La salida del conducto estaba elevada por encima de la niebla. Era lo bastante grande para que cupiera Briar, e incluso una segunda persona al mismo tiempo.
Briar torció el cuello para verlo, y buscó con la mirada la parte superior.
—Aún tenemos que elevarnos un poco —dijo Cly—. No tardaremos. Ascenderemos unos metros más y después estaremos lo bastante cerca para que salte. El gas es muy denso. Nos elevará un poco más antes de que empecemos a cargar.
—Para que salte… —repitió Briar, sin aliento.
El mundo a sus pies giraba, amargo, ciego e insondable. Y en algún lugar, oculto en él, su hijo de quince años estaba perdido y atrapado, y no había nadie para rescatarlo más que ella. Briar estaba decidida a encontrarlo, y a sacarlo junto a ella en la Cuervo Libre dentro de tres días.
Repetirse que ese era su objetivo, y que ante sí tenía tan solo una dificultad menor, no sirvió para tranquilizarla.
—¿Se lo está pensando dos veces? —preguntó Rodimer. Incluso a través de la máscara de gas Briar creyó oír un matiz de esperanza en la pregunta.
—No. Nadie más puede sacarlo de ahí. No tiene a nadie más.
Sin embargo, Briar no logró apartar la vista del turbio vórtice.

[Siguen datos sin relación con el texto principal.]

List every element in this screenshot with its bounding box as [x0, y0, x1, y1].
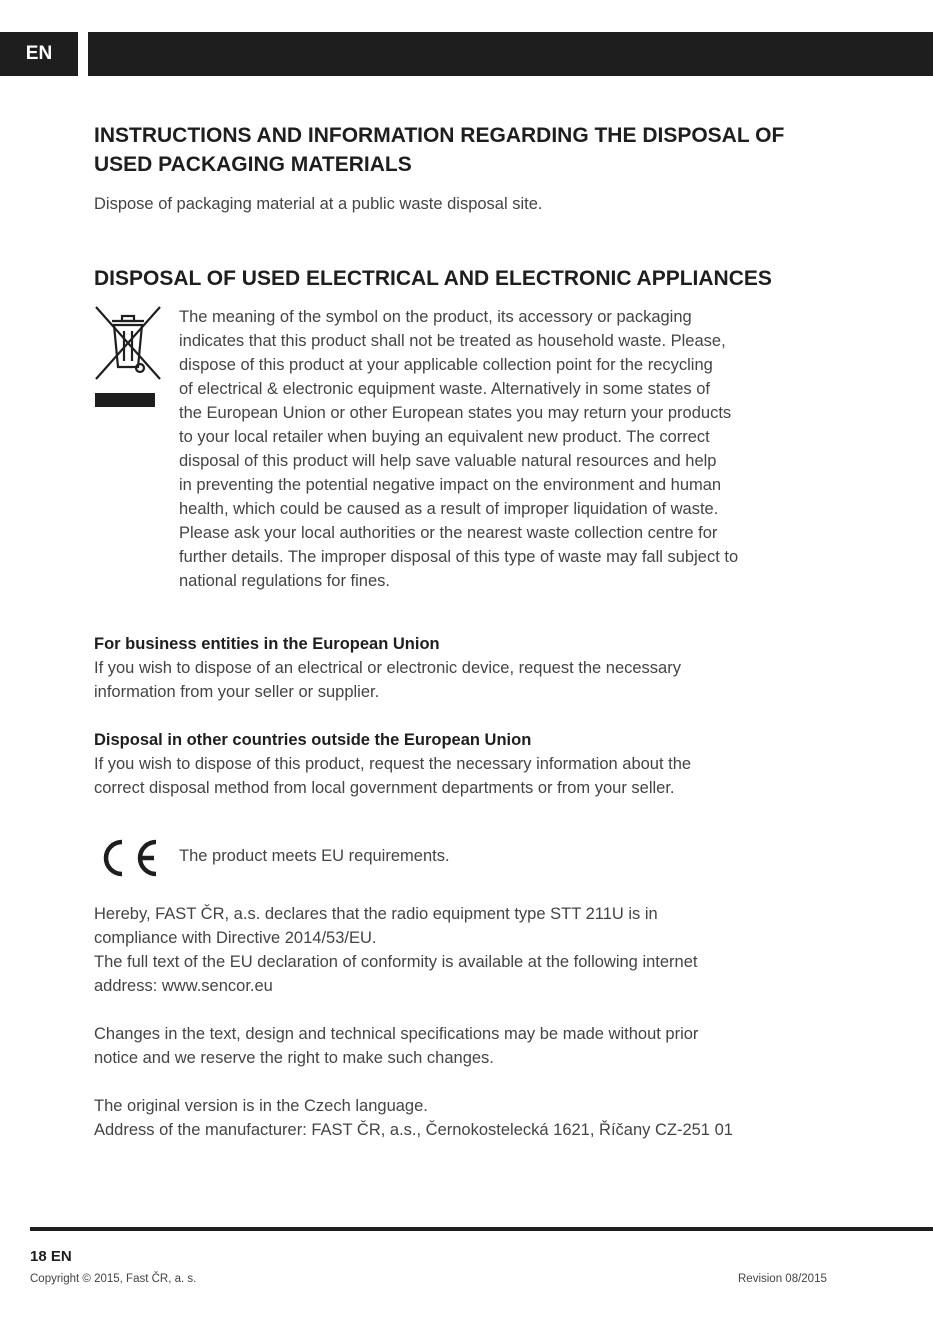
declaration-line2: compliance with Directive 2014/53/EU.	[94, 929, 377, 947]
business-eu-line2: information from your seller or supplier.	[94, 683, 380, 701]
changes-line1: Changes in the text, design and technical specifications may be made without prior	[94, 1025, 699, 1043]
declaration-line1: Hereby, FAST ČR, a.s. declares that the radio equipment type STT 211U is in	[94, 905, 658, 923]
business-eu-title: For business entities in the European Union	[94, 635, 440, 653]
crossed-out-wheelie-bin-icon	[94, 305, 162, 409]
weee-paragraph-line: Please ask your local authorities or the nearest waste collection centre for	[179, 524, 718, 542]
ce-text: The product meets EU requirements.	[179, 847, 450, 865]
header-bar	[88, 32, 933, 76]
business-eu-line1: If you wish to dispose of an electrical or electronic device, request the necessary	[94, 659, 681, 677]
weee-paragraph-line: to your local retailer when buying an equivalent new product. The correct	[179, 428, 710, 446]
weee-paragraph-line: health, which could be caused as a result of improper liquidation of waste.	[179, 500, 719, 518]
outside-eu-title: Disposal in other countries outside the European Union	[94, 731, 532, 749]
weee-paragraph-line: indicates that this product shall not be treated as household waste. Please,	[179, 332, 726, 350]
weee-paragraph-line: The meaning of the symbol on the product, its accessory or packaging	[179, 308, 692, 326]
weee-paragraph-line: further details. The improper disposal of this type of waste may fall subject to	[179, 548, 739, 566]
declaration-line3: The full text of the EU declaration of conformity is available at the following internet	[94, 953, 698, 971]
declaration-line4: address: www.sencor.eu	[94, 977, 273, 995]
ce-mark-icon	[97, 838, 159, 878]
outside-eu-line2: correct disposal method from local government departments or from your seller.	[94, 779, 675, 797]
revision-text: Revision 08/2015	[738, 1273, 827, 1285]
weee-paragraph-line: of electrical & electronic equipment waste. Alternatively in some states of	[179, 380, 711, 398]
page-number: 18 EN	[30, 1248, 72, 1265]
weee-title: DISPOSAL OF USED ELECTRICAL AND ELECTRONIC APPLIANCES	[94, 267, 772, 290]
packaging-body: Dispose of packaging material at a public waste disposal site.	[94, 195, 543, 213]
weee-paragraph-line: disposal of this product will help save valuable natural resources and help	[179, 452, 717, 470]
outside-eu-line1: If you wish to dispose of this product, request the necessary information about the	[94, 755, 692, 773]
original-line2: Address of the manufacturer: FAST ČR, a.s., Černokostelecká 1621, Říčany CZ-251 01	[94, 1121, 733, 1139]
language-tab	[0, 32, 78, 76]
footer-divider	[30, 1227, 933, 1231]
changes-line2: notice and we reserve the right to make such changes.	[94, 1049, 494, 1067]
language-label: EN	[25, 43, 53, 64]
weee-paragraph-line: in preventing the potential negative impact on the environment and human	[179, 476, 722, 494]
copyright-text: Copyright © 2015, Fast ČR, a. s.	[30, 1273, 197, 1285]
weee-paragraph-line: national regulations for fines.	[179, 572, 390, 590]
weee-paragraph-line: dispose of this product at your applicable collection point for the recycling	[179, 356, 713, 374]
packaging-title-line2: USED PACKAGING MATERIALS	[94, 153, 412, 176]
packaging-title-line1: INSTRUCTIONS AND INFORMATION REGARDING THE DISPOSAL OF	[94, 124, 785, 147]
original-line1: The original version is in the Czech language.	[94, 1097, 428, 1115]
weee-paragraph-line: the European Union or other European states you may return your products	[179, 404, 732, 422]
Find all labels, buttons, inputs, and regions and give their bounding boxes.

A medida que la Naamah Darling ascendía, empujada por el gas metro a metro, el conducto de aire comenzó a ser más claramente visible. Desde esa altura, Briar podía ver señales de otros conductos que se elevaban por encima de la nube amarillenta. Oscilaban como las antenas de insectos gigantes que se ocultaran en la niebla, fijados al suelo y bamboleándose lentamente en las corrientes de aire, aunque conservaban en todo momento la verticalidad.
Y entonces estuvieron sobre el reborde del conducto, tan cerca que Briar casi podía tocarlo. Extendió la mano, a través de la compuerta abierta, y tocó con los dedos la superficie.
Era áspera al tacto, aunque extrañamente resbaladiza. Briar pensó que quizá fuera de cañamazo bañado en cera, pero a través del espeso cristal de las lentes de la máscara no podía verlo con claridad. El conducto estaba cubierto de aros de madera para ayudarlo a conservar la forma; los ribetes estaban colocados a intervalos de un metro entre sí, dando al conducto la apariencia de un gusano fraccionado.